“Nothing surpasses the beauty and elegance of a bad idea.” – Australian business consultant Craig Bruce
As I was running through my list of potential Mother’s Day presents a few days ago, I had an idea that makes perfect sense. Instead of celebrating Mother’s Day in May, which is one great month for golfers everywhere, why not celebrate it on the second week of February when at least two thirds of the country is stuck inside and the Super Bowl is over? That is a totally dead time for watching sports and giving up a little indoor, putting-practice time for a Sunday brunch with your family would actually be a fun break from the monotony of winter.
Think about it. This would be a great trade. A total Win-Win for almost all guy golfers. I realize that officially changing the date of Mother’s Day may take time as well as a well-orchestrated PR campaign, so in the meantime, I have been thinking about approaching my wife, Nancy, about making the switch “official” in our household. Nancy would still get her day and all of the accompanying accolades and gifts and I would get an extra day of golf.
As a salesman for most of my life, I learned that you have to ask for the sale. As Super Sales Motivator Zig Ziglar said, “We miss 100 percent of the sales we don’t ask for.” In other words, why not make the approach? Is there ever a downside in bringing up this very well-thought-out idea?
The answer to my OWN question is: Hell, yes! This is MY DUMBEST idea ever for many reasons:
Reason No. 1: While I think I have a sound argument for the change, this request goes against the time-tested rule: “If it ain't broke, don't fix it.” Also, “Don’t spit into the wind,” comes to mind.
Reason No. 2: Gautama Buddha said, “Love lasts when the relationship comes first.” Those words hit me like a 2-by-4 to the head.
Reason No. 3: I have two wonderful, loving daughters, but I can already see their if-looks-could-kill stares if I even broached the subject at a family dinner.
Reason No. 4: There are longstanding rules between a husband and wife. Rule No. 1 is: Only the wife can change the rules.

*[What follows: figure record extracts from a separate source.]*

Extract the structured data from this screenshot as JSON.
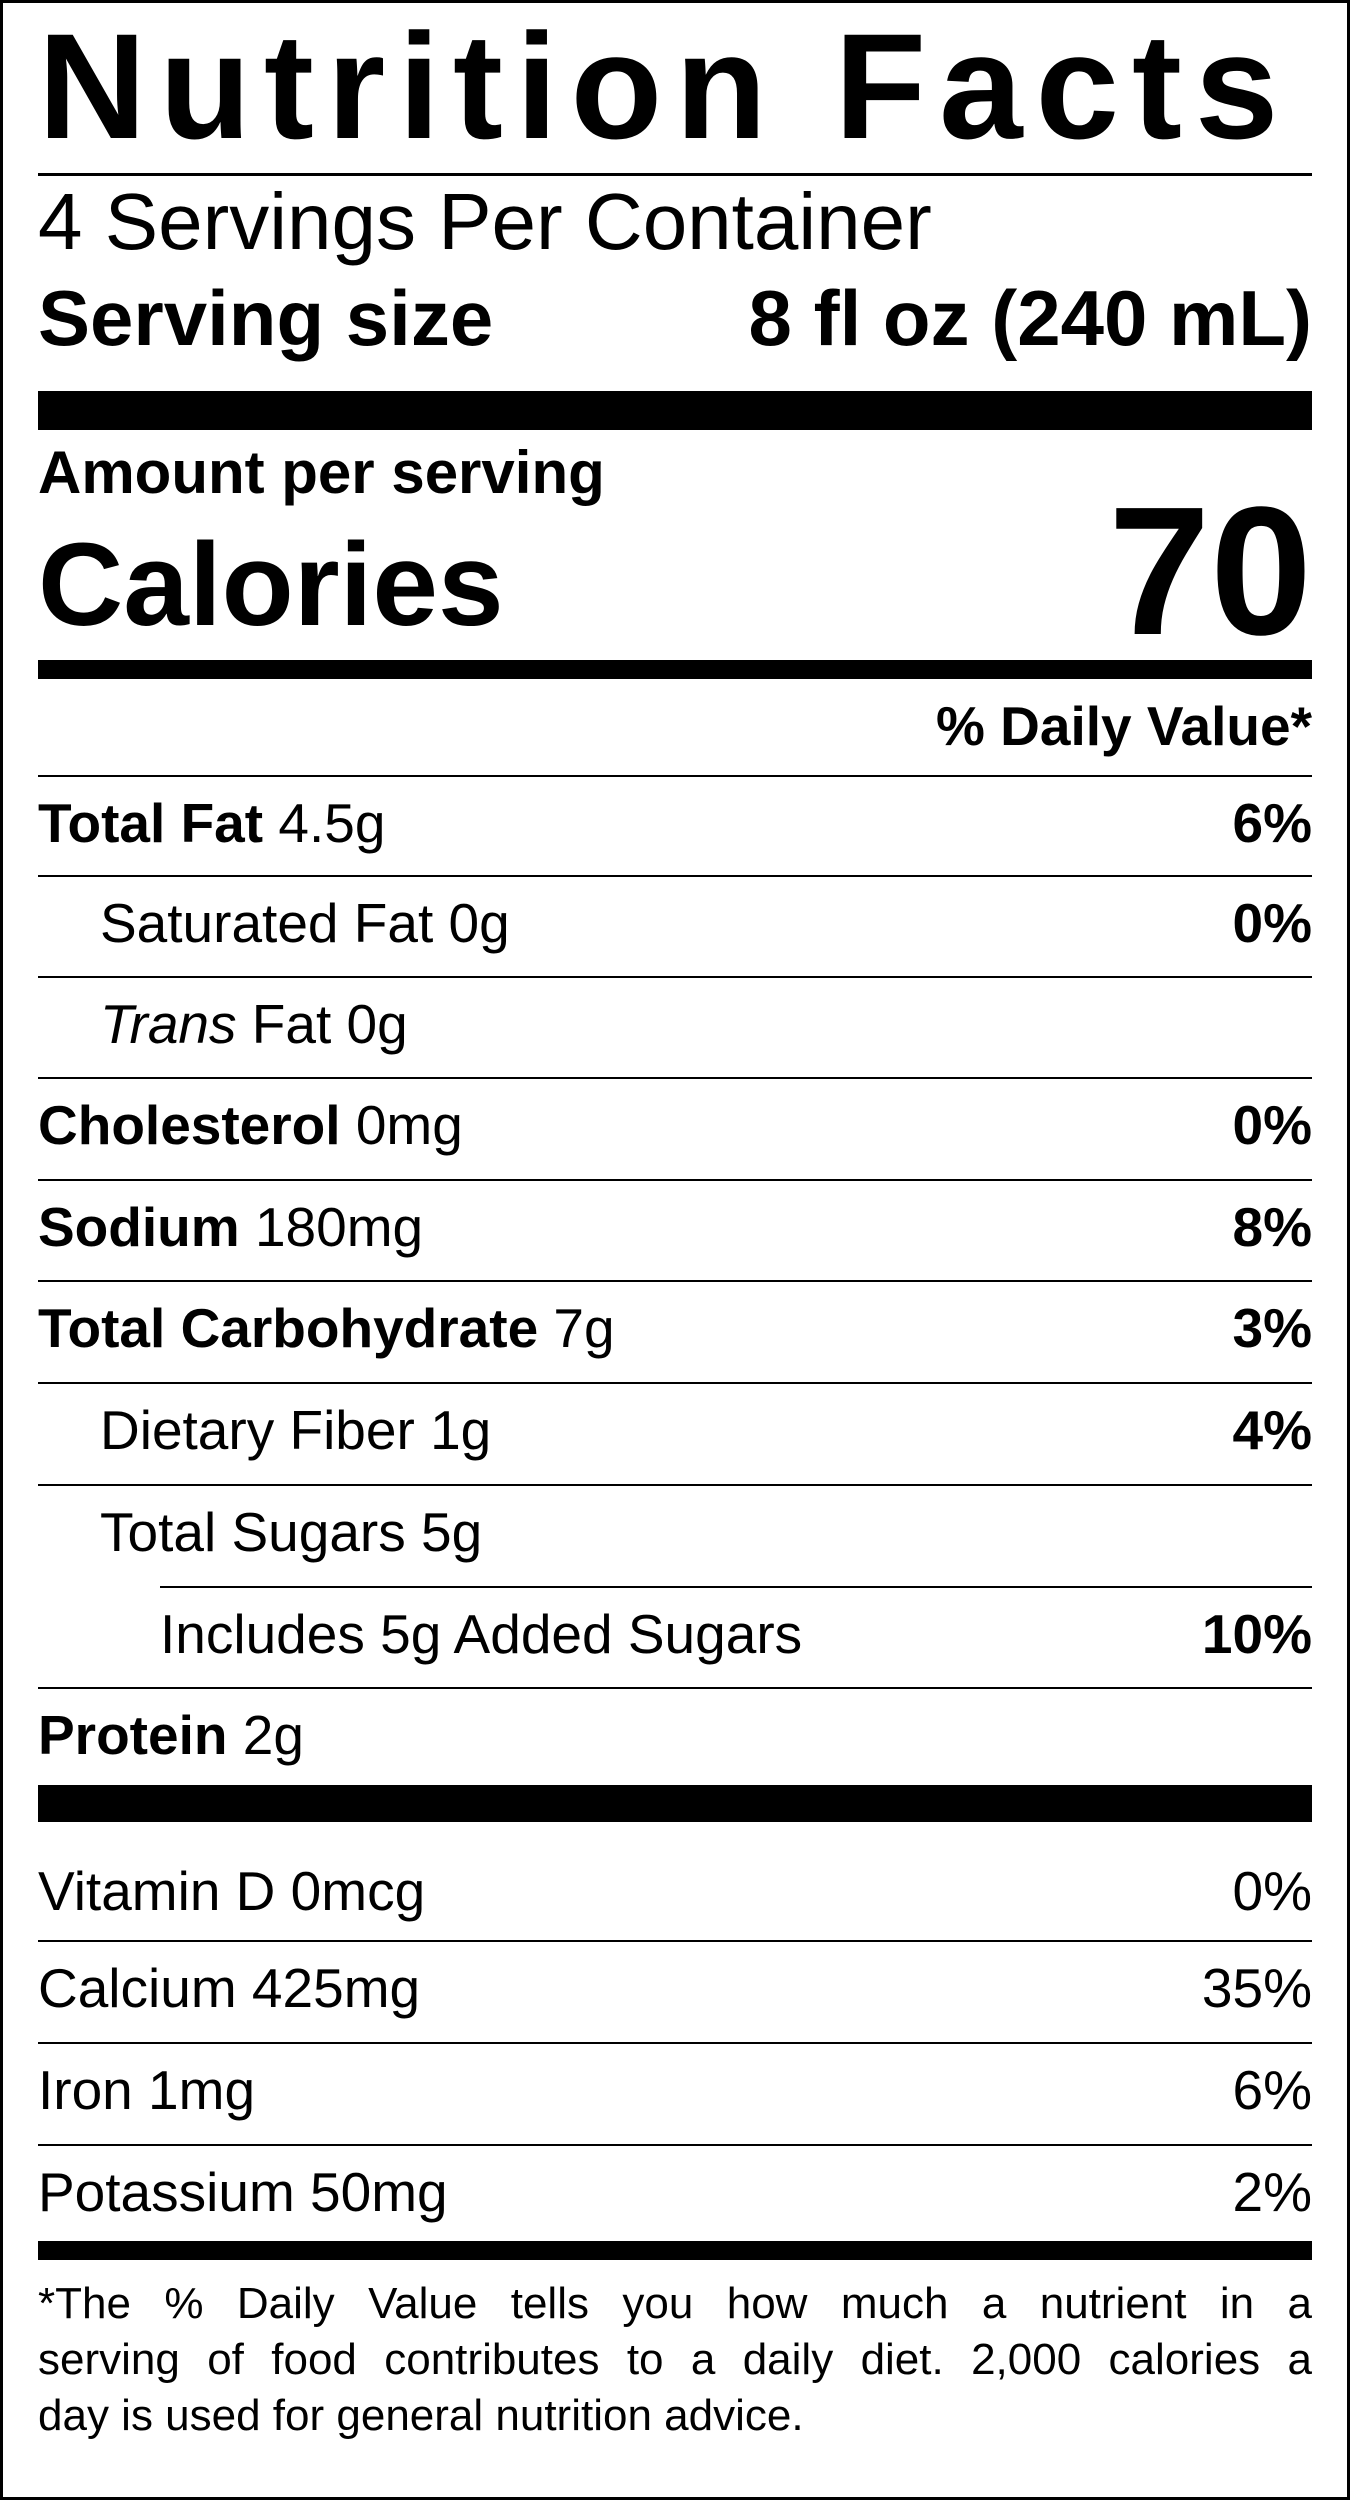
{
  "title": "Nutrition Facts",
  "servings_per_container": "4 Servings Per Container",
  "serving_size": {
    "label": "Serving size",
    "value": "8 fl oz (240 mL)"
  },
  "amount_per_serving": "Amount per serving",
  "calories": {
    "label": "Calories",
    "value": "70"
  },
  "daily_value_header": "% Daily Value*",
  "nutrients": [
    {
      "name": "Total Fat",
      "amount": "4.5g",
      "dv": "6%",
      "bold": true,
      "indent": 0
    },
    {
      "name": "Saturated Fat",
      "amount": "0g",
      "dv": "0%",
      "bold": false,
      "indent": 1
    },
    {
      "name": "Trans",
      "name_suffix": "Fat",
      "amount": "0g",
      "dv": "",
      "bold": false,
      "italic": true,
      "indent": 1
    },
    {
      "name": "Cholesterol",
      "amount": "0mg",
      "dv": "0%",
      "bold": true,
      "indent": 0
    },
    {
      "name": "Sodium",
      "amount": "180mg",
      "dv": "8%",
      "bold": true,
      "indent": 0
    },
    {
      "name": "Total Carbohydrate",
      "amount": "7g",
      "dv": "3%",
      "bold": true,
      "indent": 0
    },
    {
      "name": "Dietary Fiber",
      "amount": "1g",
      "dv": "4%",
      "bold": false,
      "indent": 1
    },
    {
      "name": "Total Sugars",
      "amount": "5g",
      "dv": "",
      "bold": false,
      "indent": 1
    },
    {
      "name": "Includes 5g Added Sugars",
      "amount": "",
      "dv": "10%",
      "bold": false,
      "indent": 2
    },
    {
      "name": "Protein",
      "amount": "2g",
      "dv": "",
      "bold": true,
      "indent": 0
    }
  ],
  "vitamins": [
    {
      "name": "Vitamin D",
      "amount": "0mcg",
      "dv": "0%"
    },
    {
      "name": "Calcium",
      "amount": "425mg",
      "dv": "35%"
    },
    {
      "name": "Iron",
      "amount": "1mg",
      "dv": "6%"
    },
    {
      "name": "Potassium",
      "amount": "50mg",
      "dv": "2%"
    }
  ],
  "footnote_lines": [
    "*The % Daily Value tells you how much a nutrient in a",
    "serving of food contributes to a daily diet. 2,000 calories a",
    "day is used for general nutrition advice."
  ]
}
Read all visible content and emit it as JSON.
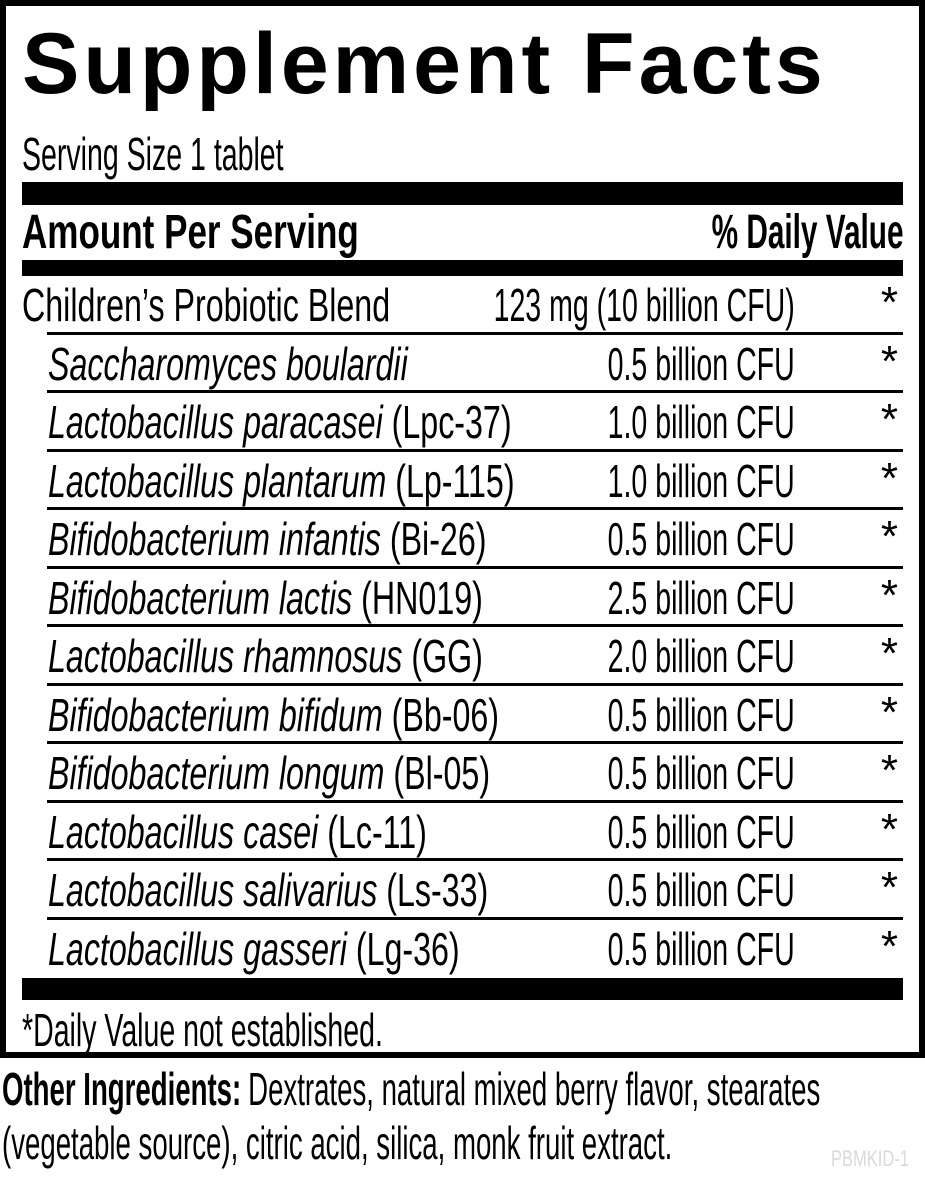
{
  "panel": {
    "title": "Supplement Facts",
    "serving_size": "Serving Size 1 tablet",
    "header": {
      "amount_label": "Amount Per Serving",
      "dv_label": "% Daily Value"
    },
    "rows": [
      {
        "name": "Children’s Probiotic Blend",
        "code": "",
        "amount": "123 mg (10 billion CFU)",
        "dv": "*",
        "indent": false,
        "italic": false
      },
      {
        "name": "Saccharomyces boulardii",
        "code": "",
        "amount": "0.5 billion CFU",
        "dv": "*",
        "indent": true,
        "italic": true
      },
      {
        "name": "Lactobacillus paracasei",
        "code": "(Lpc-37)",
        "amount": "1.0 billion CFU",
        "dv": "*",
        "indent": true,
        "italic": true
      },
      {
        "name": "Lactobacillus plantarum",
        "code": "(Lp-115)",
        "amount": "1.0 billion CFU",
        "dv": "*",
        "indent": true,
        "italic": true
      },
      {
        "name": "Bifidobacterium infantis",
        "code": "(Bi-26)",
        "amount": "0.5 billion CFU",
        "dv": "*",
        "indent": true,
        "italic": true
      },
      {
        "name": "Bifidobacterium lactis",
        "code": "(HN019)",
        "amount": "2.5 billion CFU",
        "dv": "*",
        "indent": true,
        "italic": true
      },
      {
        "name": "Lactobacillus rhamnosus",
        "code": "(GG)",
        "amount": "2.0 billion CFU",
        "dv": "*",
        "indent": true,
        "italic": true
      },
      {
        "name": "Bifidobacterium bifidum",
        "code": "(Bb-06)",
        "amount": "0.5 billion CFU",
        "dv": "*",
        "indent": true,
        "italic": true
      },
      {
        "name": "Bifidobacterium longum",
        "code": "(Bl-05)",
        "amount": "0.5 billion CFU",
        "dv": "*",
        "indent": true,
        "italic": true
      },
      {
        "name": "Lactobacillus casei",
        "code": "(Lc-11)",
        "amount": "0.5 billion CFU",
        "dv": "*",
        "indent": true,
        "italic": true
      },
      {
        "name": "Lactobacillus salivarius",
        "code": "(Ls-33)",
        "amount": "0.5 billion CFU",
        "dv": "*",
        "indent": true,
        "italic": true
      },
      {
        "name": "Lactobacillus gasseri",
        "code": "(Lg-36)",
        "amount": "0.5 billion CFU",
        "dv": "*",
        "indent": true,
        "italic": true
      }
    ],
    "footnote": "*Daily Value not established."
  },
  "other_ingredients": {
    "label": "Other Ingredients:",
    "line1": "Dextrates, natural mixed berry flavor, stearates",
    "line2": "(vegetable source), citric acid, silica, monk fruit extract."
  },
  "watermark": "PBMKID-1",
  "colors": {
    "ink": "#000000",
    "paper": "#ffffff",
    "watermark": "#d9d9d9"
  }
}
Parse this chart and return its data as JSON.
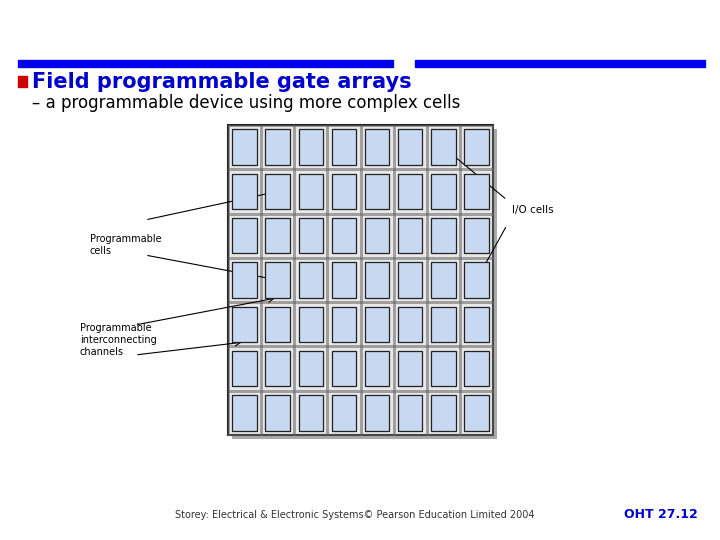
{
  "title_bullet": "Field programmable gate arrays",
  "subtitle": "– a programmable device using more complex cells",
  "title_color": "#0000CC",
  "bullet_color": "#CC0000",
  "subtitle_color": "#000000",
  "background_color": "#FFFFFF",
  "footer_text": "Storey: Electrical & Electronic Systems© Pearson Education Limited 2004",
  "footer_right": "OHT 27.12",
  "footer_color": "#333333",
  "footer_right_color": "#0000CC",
  "bar_color": "#0000EE",
  "grid_rows": 7,
  "grid_cols": 8,
  "cell_color": "#C8D8F0",
  "cell_border": "#222222",
  "grid_border": "#222222",
  "label_programmable_cells": "Programmable\ncells",
  "label_interconnecting": "Programmable\ninterconnecting\nchannels",
  "label_io_cells": "I/O cells"
}
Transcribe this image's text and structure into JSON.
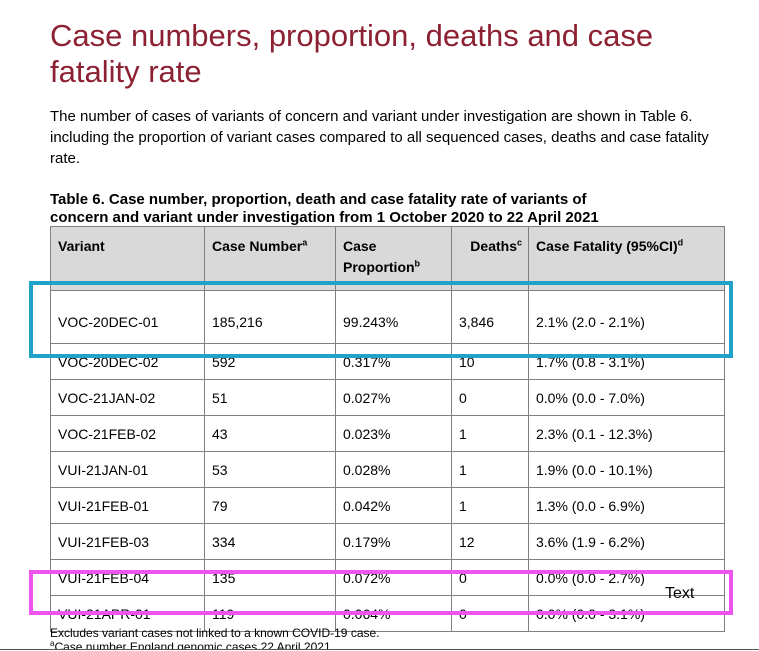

Reason No. 5: English writer P.G. Wodehouse said, “A golfer needs a loving wife to whom he can describe the day's play through the long evening.” I doubt if Nancy would listen to my ramblings about missed putts, unruly winds, bad bounces, malevolent rough and overly lucky opponents if I tried to move her BIG DAY from a flowery May Sunday to a dreary February Sunday.
What I must always remember are these words: A loving wife and devoted mother is truly heaven sent – and if she is married to a golfer, a candidate for sainthood!
It looks like it’s going to be a glorious weekend for toasting mothers and playing a round or two of golf.